Though government contractors are not considered a top trusted resource, there are many opportunities to partner with professional associations to support government workers with valuable thought leadership and industry education. Webinars, alone or with an association, may be well-received – provided that the content truly is educational.

4) Federal workers on the move

Though federal workers may be physically staying at home, many are looking to shift their career status through retirement and/or job change.

  • Half of experienced public servants plan to retire within five years
  • 27% of most experienced government workers (GS 13+) plan to retire in the next three to five years. (That figure is 25% for those below GS 13)
  • 13% are actively looking for a new job/position. Another 37% are not actively looking, but are open to new jobs

Both defense workers (29%) and civilian personnel (18%) are using social media to look for potential job opportunities.

Marketers interested in recruiting federal workers will be pleased to see that 50% of their target audience is open to new positions. Organic social and paid digital media should be considered as part of an integrated recruitment marketing campaign.

5) Social media is one way to connect with federal contacts

Greater access to personal devices from home environments has allowed federal employees to more easily engage on social media, for the second year in a row.

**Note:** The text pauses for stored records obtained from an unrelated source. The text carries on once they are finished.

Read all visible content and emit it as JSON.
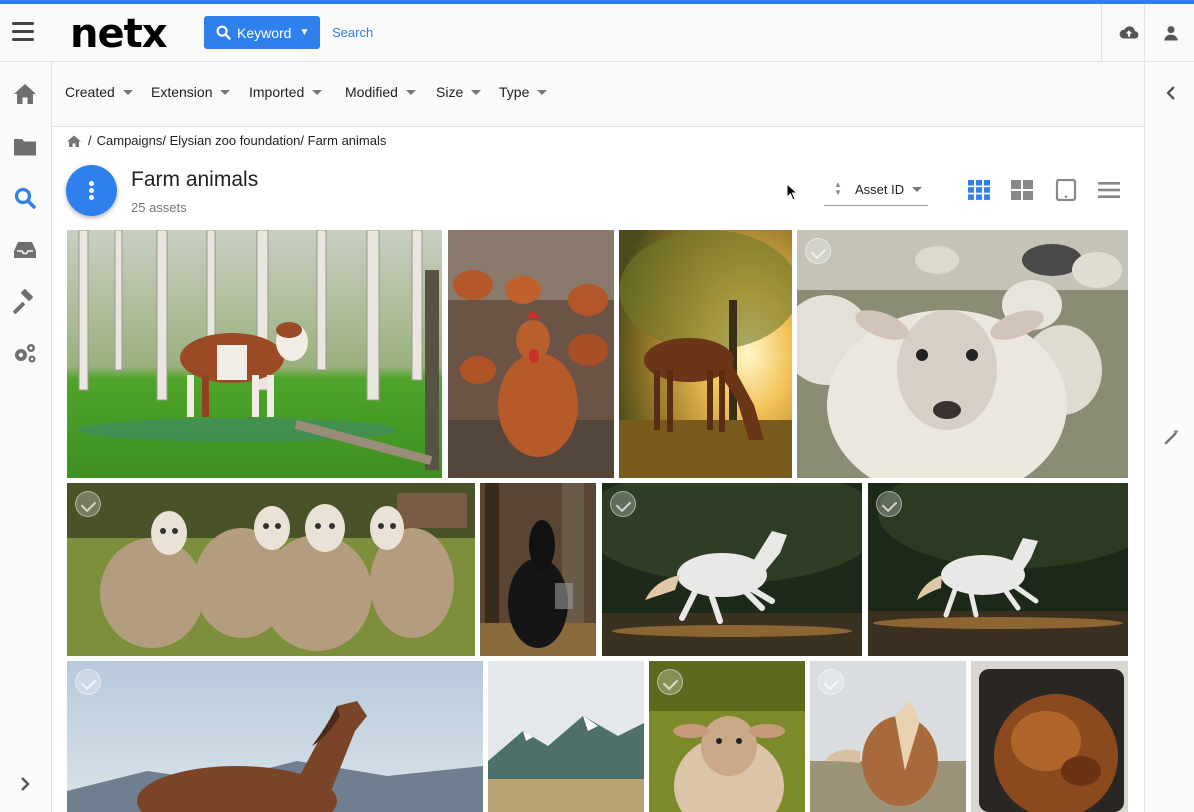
{
  "app": {
    "logo": "netx"
  },
  "header": {
    "search_mode_label": "Keyword",
    "search_link": "Search"
  },
  "filters": [
    {
      "label": "Created"
    },
    {
      "label": "Extension"
    },
    {
      "label": "Imported"
    },
    {
      "label": "Modified"
    },
    {
      "label": "Size"
    },
    {
      "label": "Type"
    }
  ],
  "breadcrumb": {
    "path": "Campaigns/ Elysian zoo foundation/ Farm animals"
  },
  "folder": {
    "title": "Farm animals",
    "count": "25 assets"
  },
  "sort": {
    "label": "Asset ID"
  },
  "colors": {
    "accent": "#2f80ed",
    "icon_gray": "#6f6f6f",
    "active_view": "#2f80ed"
  },
  "tiles": [
    {
      "name": "cow-in-forest",
      "subject": "brown and white cow in birch forest"
    },
    {
      "name": "chickens",
      "subject": "brown hens"
    },
    {
      "name": "horse-sunset",
      "subject": "horse grazing at sunset"
    },
    {
      "name": "sheep-closeup",
      "subject": "white sheep close-up"
    },
    {
      "name": "four-sheep",
      "subject": "four sheep in a field"
    },
    {
      "name": "black-horse",
      "subject": "black horse in woods"
    },
    {
      "name": "white-horse-1",
      "subject": "white horse galloping"
    },
    {
      "name": "white-horse-2",
      "subject": "white horse trotting"
    },
    {
      "name": "brown-horse",
      "subject": "brown horse under mountains"
    },
    {
      "name": "mountains",
      "subject": "snowy mountain valley"
    },
    {
      "name": "lamb",
      "subject": "sheep in grass"
    },
    {
      "name": "palomino-horse",
      "subject": "palomino horse"
    },
    {
      "name": "roast-turkey",
      "subject": "roast turkey"
    }
  ]
}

More than a third are using traditionally personal social media platforms for work purposes – and there is a lot of diversity in which platforms are in use.

This year’s top five most-used social platforms are:

  • Facebook: Keeping the top spot from last year, Facebook has the highest percentage of federal workers engaged – with many on Facebook daily!
  • LinkedIn: Continues in the number two spot for feds, as they connect with coworkers and colleagues online.
  • Instagram: Overtaking Twitter for the third spot, Instagram usage is on the rise.
  • Twitter and Pinterest: Rounding out the last two spots in the top five, Twitter and Pinterest are the next most-often used social platforms by federal employees.

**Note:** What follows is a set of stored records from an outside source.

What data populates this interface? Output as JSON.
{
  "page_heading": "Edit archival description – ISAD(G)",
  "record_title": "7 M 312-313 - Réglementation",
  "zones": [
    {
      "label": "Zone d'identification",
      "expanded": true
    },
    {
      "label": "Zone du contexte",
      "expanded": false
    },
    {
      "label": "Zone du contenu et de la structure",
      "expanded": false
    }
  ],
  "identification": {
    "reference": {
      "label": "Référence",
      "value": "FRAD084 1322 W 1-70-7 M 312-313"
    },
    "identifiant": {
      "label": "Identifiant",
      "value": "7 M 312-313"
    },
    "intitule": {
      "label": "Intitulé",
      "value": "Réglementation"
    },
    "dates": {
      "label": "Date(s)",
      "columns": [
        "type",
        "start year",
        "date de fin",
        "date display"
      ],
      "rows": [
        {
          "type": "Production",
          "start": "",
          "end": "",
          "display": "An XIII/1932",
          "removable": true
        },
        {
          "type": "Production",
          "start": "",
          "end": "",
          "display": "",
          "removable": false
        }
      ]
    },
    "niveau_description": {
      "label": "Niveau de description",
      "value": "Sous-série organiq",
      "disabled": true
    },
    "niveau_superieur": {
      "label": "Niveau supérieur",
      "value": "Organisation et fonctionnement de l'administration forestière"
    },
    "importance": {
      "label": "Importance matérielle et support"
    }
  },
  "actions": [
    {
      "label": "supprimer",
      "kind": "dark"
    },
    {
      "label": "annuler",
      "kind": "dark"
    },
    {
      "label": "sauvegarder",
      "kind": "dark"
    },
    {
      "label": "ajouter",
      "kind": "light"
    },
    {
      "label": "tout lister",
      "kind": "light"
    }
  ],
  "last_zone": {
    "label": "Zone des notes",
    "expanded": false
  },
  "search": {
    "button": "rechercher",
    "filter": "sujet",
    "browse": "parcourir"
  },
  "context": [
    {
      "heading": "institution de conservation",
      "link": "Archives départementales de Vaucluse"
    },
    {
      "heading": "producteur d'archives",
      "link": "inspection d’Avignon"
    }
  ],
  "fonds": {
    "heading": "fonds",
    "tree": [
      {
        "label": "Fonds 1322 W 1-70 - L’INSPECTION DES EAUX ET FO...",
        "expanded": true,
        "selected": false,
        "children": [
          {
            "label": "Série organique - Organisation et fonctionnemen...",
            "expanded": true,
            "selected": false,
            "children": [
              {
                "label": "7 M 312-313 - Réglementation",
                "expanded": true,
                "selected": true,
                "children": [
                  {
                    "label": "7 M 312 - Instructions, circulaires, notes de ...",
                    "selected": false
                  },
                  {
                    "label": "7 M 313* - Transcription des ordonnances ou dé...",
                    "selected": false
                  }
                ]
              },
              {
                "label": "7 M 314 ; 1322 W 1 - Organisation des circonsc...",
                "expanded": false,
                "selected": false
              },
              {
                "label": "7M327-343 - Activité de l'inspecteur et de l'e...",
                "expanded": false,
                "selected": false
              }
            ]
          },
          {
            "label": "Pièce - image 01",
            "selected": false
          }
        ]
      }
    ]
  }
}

Defense workers are more likely than civilian to use social media for a variety of reasons, including:

  • Following professional or trade associations
  • Following federal government agencies
  • Networking and building professional contacts/relationships
  • Researching products, services and companies

Social media offers a potential “in” with their federal constituents – especially on the defense side. As always, success in the federal market comes from personal connections and social platforms are one more way to build and strengthen connections with customers. The study’s authors caution that “contractors need to tell personal stories” on social, to personally connect with the individuals using the platforms.

6) Podcast listenership is down

Compared to 2020, podcast listenership is down. Still, 44% of federal workers listen to podcasts. Though most podcasts are personal, 27% of feds turn to podcasts for work-related news, politics and education.

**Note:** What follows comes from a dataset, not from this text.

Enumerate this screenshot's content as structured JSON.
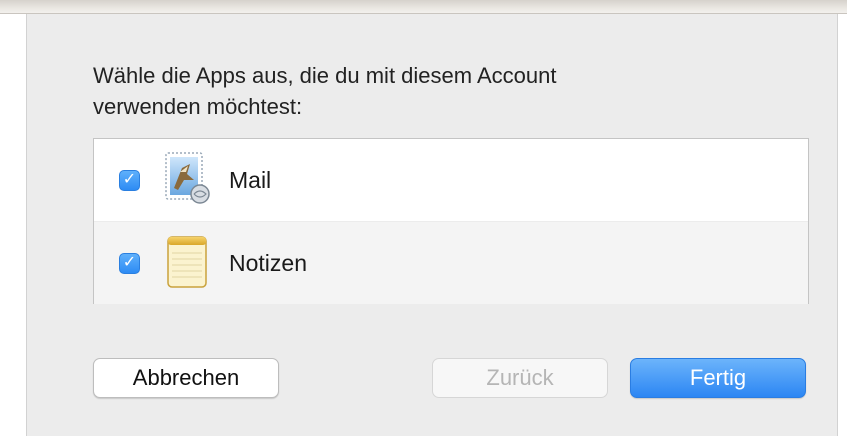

There is an abundance of podcasts now active in the government marketplace. Unless there is truly a new angle, federal marketers would be cautioned against adding too many more. That said, experts addressing topics on the right podcast could still be a valuable part of a thought leadership strategy.

7) Federal digital media time

Federal employees are spending less time-consuming news (online, TV, radio, newsletters and print content) compared to one year ago. Print, in particular, has low traction with this audience. When they are looking for news content:

  • 46% access news content online for at least 15 minutes daily
  • 39% watch the news or news programs on TV
  • 32% listen to the (traditional) radio

TV remains the strongest for breaking news and local updates.

Marketers will want to look for opportunities to engage with federally focused online news sites. Check targeted media outlets for advertising, bylined article placement, white paper promotion and thought leader interview opportunities that fit the company’s goals and strategy.

Every year, Market Connections discovers and shares federal media and marketing insights. The above list is just a sampling of what they (and we) learned this year.